Arctic-alpine disjunction is a noticeable division of a group of animals and plants that occurs in habitats of the tundra or cold steppes, on the one hand in high mountains of the temperate zone (less often subtropical- Mediterranean mountains) and on the other hand in the Arctic . In the two sub-areas, which are separated from one another by a wide gap in the Central European-Eastern European flat and hill country, a large number of the same species occur. This distribution pattern mostly goes back to an area of ​​the cold-loving species that was formerly contiguous in the Ice Age , which has been reduced in size by the warming that has occurred since then and split up into sub-areas. The occurrence of animals and plants in isolated, small habitats , such as individual mountain peaks, should then be understood as glacial relics of the Ice Ages. The area type, which has been thoroughly investigated in both geobotanical and zoogeographical literature, as well as phylogenetically , is to be found primarily in Eurasia , as the great mountain ranges run latitudinally from west to east and flatlands also predominate between the arctic and temperate regions. In North America, the arcto-alpine disjunction does not occur, as the mountain ranges predominantly run longitudinally and boreal coniferous forest grew in the immediate vicinity of the Laurentine Ice Sheet during the maximum freezing phase .

Climate history

Ice age maximum of the last two glacial periods in Europe: Weichsel / Würm complex and Saale / Riß complex. Most of the European lowlands between Europe, Siberia and Alaska - the latter two were connected by the Bering Land Bridge - remained unglaciated. The climate was dry and cold. The vegetation consisted of a mixture of northern and continental floral elements from alpine, arctic-alpine, arctic, sub-arctic, northern montane and southern, northern and widespread continental species

The commonality of the area shape in different groups of living beings can be traced back to a common climate-historical background.
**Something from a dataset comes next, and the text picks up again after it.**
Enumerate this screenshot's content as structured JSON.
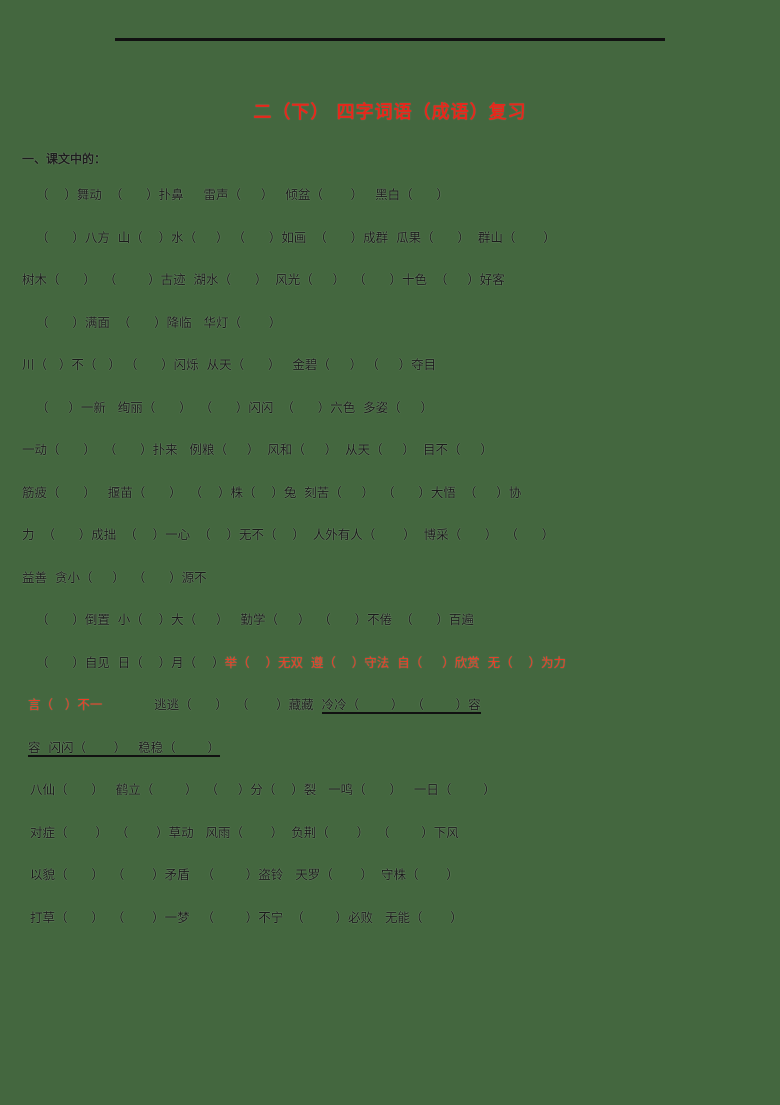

Since there is a positive correlation between the extent of the Palearctic , Eurasian and Holarctic subareas for many species groups , there must have been a zonal spread in the past . This is explained by the extent of the periglacial areas in the Pleistocene , which formed a coherent large landscape between the Atlantic and the Pacific during the glacial periods . In the ice ages, which lasted more than a million years, at least six glacial phases with decreasing temperatures had an impact on the growth of the ice masses as well as on processes of landscape dynamics, such as the formation of permafrost and widespread appearance of periglacial areas. This also had strongly regressive effects on the previously existing vegetation.

The evidence of arctic-alpine elements in the temperate and meridional mountain ranges, along with quaternary geological evidence, formed one of the decisive arguments for the thesis that inland ice and ice caps had led to the retreat of the arctic-tertiary vegetation (including Persian ironwood or Zelkova ). After their withdrawal, suitable living conditions were found and settled both in the far north and in higher mountain regions. The mass occurrence of dryas (silver arum) is taken as the leading species of the arctic-alpine flora . With the fossil deposits of dryas between southern and central England, Brittany, the Benelux countries, central and eastern Europe and central Russia, the extent of the former cold-age tundra in Europe can be reconstructed.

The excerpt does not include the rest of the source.